Luxottica Group expects to fold Oakley's back-office functions into its North American operations by October 3, as part of a global integration initiative that is already fueling increased R&D spending and an expansion of the brand's U.S. manufacturing and distribution capacity.

The Italian eyewear company's co-CEOs shared the update in their July 27 earnings call discussing Luxottica's record results for the second quarter ended June 30. LUX reported revenues grew 19.3 percent, or 4.9 percent in currency-neutral terms, to a record €2.46 billion ($2.7 bn) during the quarter.
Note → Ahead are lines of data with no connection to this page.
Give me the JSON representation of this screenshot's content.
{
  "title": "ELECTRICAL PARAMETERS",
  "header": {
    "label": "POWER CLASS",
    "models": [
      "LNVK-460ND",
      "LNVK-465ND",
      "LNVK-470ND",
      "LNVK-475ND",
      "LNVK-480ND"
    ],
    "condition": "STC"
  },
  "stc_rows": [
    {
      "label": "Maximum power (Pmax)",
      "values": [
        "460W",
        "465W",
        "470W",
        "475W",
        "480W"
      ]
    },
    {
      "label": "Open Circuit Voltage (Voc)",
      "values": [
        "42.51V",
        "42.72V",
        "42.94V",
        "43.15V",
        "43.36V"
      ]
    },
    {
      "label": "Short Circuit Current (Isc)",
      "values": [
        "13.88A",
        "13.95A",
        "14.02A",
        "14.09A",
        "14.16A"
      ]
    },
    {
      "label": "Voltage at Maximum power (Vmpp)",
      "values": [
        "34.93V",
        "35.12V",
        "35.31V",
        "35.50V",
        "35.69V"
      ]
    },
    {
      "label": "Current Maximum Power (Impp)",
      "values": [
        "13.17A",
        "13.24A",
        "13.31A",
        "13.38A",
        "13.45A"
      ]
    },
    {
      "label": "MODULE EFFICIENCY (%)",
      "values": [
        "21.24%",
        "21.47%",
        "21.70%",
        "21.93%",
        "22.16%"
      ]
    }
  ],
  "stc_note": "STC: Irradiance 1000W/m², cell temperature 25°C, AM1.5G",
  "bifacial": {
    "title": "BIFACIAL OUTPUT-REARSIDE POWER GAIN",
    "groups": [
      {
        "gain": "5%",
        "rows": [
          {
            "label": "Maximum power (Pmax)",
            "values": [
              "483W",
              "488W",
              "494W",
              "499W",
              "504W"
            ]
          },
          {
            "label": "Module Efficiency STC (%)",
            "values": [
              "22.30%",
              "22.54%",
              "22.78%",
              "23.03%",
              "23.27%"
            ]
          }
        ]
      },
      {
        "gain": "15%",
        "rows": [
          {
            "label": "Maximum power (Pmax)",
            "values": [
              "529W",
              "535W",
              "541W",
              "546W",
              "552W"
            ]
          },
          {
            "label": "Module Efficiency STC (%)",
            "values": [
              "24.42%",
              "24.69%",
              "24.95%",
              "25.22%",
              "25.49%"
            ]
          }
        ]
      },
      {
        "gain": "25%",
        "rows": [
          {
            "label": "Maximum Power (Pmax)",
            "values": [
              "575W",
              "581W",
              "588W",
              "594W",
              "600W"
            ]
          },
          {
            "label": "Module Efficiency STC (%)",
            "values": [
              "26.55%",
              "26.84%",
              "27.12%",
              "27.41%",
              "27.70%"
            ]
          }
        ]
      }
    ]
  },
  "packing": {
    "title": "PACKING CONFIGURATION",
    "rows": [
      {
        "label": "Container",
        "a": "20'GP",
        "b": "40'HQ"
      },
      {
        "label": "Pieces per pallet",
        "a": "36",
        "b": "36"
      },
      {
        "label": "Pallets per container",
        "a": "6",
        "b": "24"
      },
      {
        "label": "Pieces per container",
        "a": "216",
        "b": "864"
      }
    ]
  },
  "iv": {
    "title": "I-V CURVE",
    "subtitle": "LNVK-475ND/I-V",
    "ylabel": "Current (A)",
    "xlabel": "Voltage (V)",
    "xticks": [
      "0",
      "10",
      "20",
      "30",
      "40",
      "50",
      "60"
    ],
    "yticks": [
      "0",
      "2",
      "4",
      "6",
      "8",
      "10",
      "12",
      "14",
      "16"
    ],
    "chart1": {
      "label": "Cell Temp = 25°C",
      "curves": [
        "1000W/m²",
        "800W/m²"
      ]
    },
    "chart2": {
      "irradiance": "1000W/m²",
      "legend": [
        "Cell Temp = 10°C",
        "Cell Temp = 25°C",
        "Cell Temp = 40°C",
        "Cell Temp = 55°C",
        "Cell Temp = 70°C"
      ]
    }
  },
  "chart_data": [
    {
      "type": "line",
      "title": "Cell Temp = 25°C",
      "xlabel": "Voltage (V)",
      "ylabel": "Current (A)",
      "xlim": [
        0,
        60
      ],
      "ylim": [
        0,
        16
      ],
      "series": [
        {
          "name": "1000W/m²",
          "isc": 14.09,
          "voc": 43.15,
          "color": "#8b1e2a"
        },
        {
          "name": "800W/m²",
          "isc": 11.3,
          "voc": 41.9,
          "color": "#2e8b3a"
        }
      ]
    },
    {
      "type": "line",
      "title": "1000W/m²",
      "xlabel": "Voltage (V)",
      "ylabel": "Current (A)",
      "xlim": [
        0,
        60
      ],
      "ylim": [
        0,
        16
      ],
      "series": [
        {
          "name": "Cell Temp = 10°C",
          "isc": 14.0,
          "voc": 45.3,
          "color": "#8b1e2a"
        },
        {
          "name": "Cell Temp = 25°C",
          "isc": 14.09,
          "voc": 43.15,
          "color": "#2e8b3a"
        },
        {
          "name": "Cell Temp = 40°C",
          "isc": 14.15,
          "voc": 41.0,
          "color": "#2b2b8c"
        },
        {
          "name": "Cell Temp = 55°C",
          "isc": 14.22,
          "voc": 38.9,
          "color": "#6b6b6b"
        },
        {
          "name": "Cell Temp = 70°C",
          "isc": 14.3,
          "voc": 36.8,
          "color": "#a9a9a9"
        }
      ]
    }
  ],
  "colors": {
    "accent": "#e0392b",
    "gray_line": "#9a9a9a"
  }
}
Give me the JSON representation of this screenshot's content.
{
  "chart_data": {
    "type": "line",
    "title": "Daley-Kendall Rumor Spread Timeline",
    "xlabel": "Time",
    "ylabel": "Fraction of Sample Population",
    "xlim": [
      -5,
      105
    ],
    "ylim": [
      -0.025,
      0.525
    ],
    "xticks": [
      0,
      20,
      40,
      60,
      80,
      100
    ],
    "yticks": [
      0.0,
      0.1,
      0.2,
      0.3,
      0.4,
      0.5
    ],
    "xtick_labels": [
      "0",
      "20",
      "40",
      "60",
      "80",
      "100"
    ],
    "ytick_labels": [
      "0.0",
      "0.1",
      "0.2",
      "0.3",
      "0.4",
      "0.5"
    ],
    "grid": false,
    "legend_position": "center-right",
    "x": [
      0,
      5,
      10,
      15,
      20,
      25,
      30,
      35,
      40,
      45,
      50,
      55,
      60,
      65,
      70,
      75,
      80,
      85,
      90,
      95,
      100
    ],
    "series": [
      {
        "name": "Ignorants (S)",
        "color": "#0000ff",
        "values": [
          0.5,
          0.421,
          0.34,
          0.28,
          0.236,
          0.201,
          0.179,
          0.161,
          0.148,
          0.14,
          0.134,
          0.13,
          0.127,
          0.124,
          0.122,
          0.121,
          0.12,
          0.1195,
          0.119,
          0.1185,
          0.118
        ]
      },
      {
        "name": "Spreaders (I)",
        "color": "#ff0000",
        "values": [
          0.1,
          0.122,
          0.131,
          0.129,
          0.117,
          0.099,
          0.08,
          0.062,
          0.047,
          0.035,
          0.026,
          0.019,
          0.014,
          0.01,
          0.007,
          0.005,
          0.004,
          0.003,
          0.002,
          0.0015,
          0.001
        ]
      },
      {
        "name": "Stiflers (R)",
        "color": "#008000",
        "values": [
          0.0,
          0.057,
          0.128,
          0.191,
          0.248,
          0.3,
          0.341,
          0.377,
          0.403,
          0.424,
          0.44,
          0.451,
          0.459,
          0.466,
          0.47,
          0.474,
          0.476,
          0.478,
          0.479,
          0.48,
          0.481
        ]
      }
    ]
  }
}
Wholesale revenues, which include sales of Oakley, Ray Ban and dozens of luxury eyewear brands, increased 14.3 percent (6.1 percent c-n). Retail sales, which include sales by LensCrafters and other prescription eyewear stores, grew 23.4 percent (4.0 percent c-n). At Sunglass Hut currency-neutral sales increased 12.7 percent globally and 7 percent in North America, where comp store sales grew 2.5 percent. LUX's North American e-commerce sales grew 45 percent.

Net income attributable to LUX shareholders rose 25.3 percent to €295 million ($326 mm), although that translated to flat earnings per share of 68 cent in U.S. dollar terms.

The earnings include about €20 million in severance and other pre-tax costs incurred while integrating Oakley during the quarter, when Luxottica:

  • Eliminated top management positions, including CEO and senior positions overseeing Oakley's global sales for both the wholesale and retail channels and global product development
  • Closed Oakley's European headquarters in Zurich, eliminating 400 positions. Some of that staff has been relocated to Luxottica offices in Milan and Belluno, Italy, London, England, Quebec and other locations

LUX expects to incur the remaining €30 million in expected integration costs in the second half of 2015 as it absorbs Oakley's IT, administration, sales and order cycle management operations in North America. Much of that activity will be folded into Luxottica's wholesale operation in NY, and its Atlanta, GA, distribution center. Luxottica now expects the Oakley integration to yield €50 million in incremental operating income by 2017.

Savings plowed into product development and distribution

Luxottica is simultaneously increasing its investment in R&D, manufacturing product development and distribution operations.

In the U.S., that includes upgrading manufacturing operations at Oakley's CA-based headquarters, and nearly tripling the size of its 183,000-square-foot DC near Hartsfield-Jackson Atlanta International Airport, which already has capacity to process up to 150,000 units per day.

“We are increasing the investment on Foothill Ranch headquarters, creating a revolution on the industrial processes,” said Massimo Vian, co-CEO, Luxottica. “And we are ready for the acceleration of the brand with all the infrastructure– leaner and stronger than ever before.”

That includes making Oakley “a hit over the Olympics,” according to Adil Kahn, who shares the CEO title with Vian. “It's important for us to underline that, because Oakley is on the 'we want to invest list,' not on the 'we want to extract savings' list.”

Sharpening Pricing for Brazil and China

One of Luxottica's major initiatives in the back half is to lower prices on all its higher-end products in its two fastest growing markets: China and Brazil, which will host the 2016 Summer Olympics.

“I don't want to sound like we are ignoring the fact that Brazil's economy is softening to some extent, but our business continues to be robust and we continue to see double-digit growth there,” said Khan.

Territorial expansion is expected to sustain LUX's 40-to-45-percent growth rate in China, where it owns one of the country's larger domestic sunglasses brands.

“We are still in the coastal areas. We are in the five or six big cities, so we have a lot of China to conquer,” Khan said.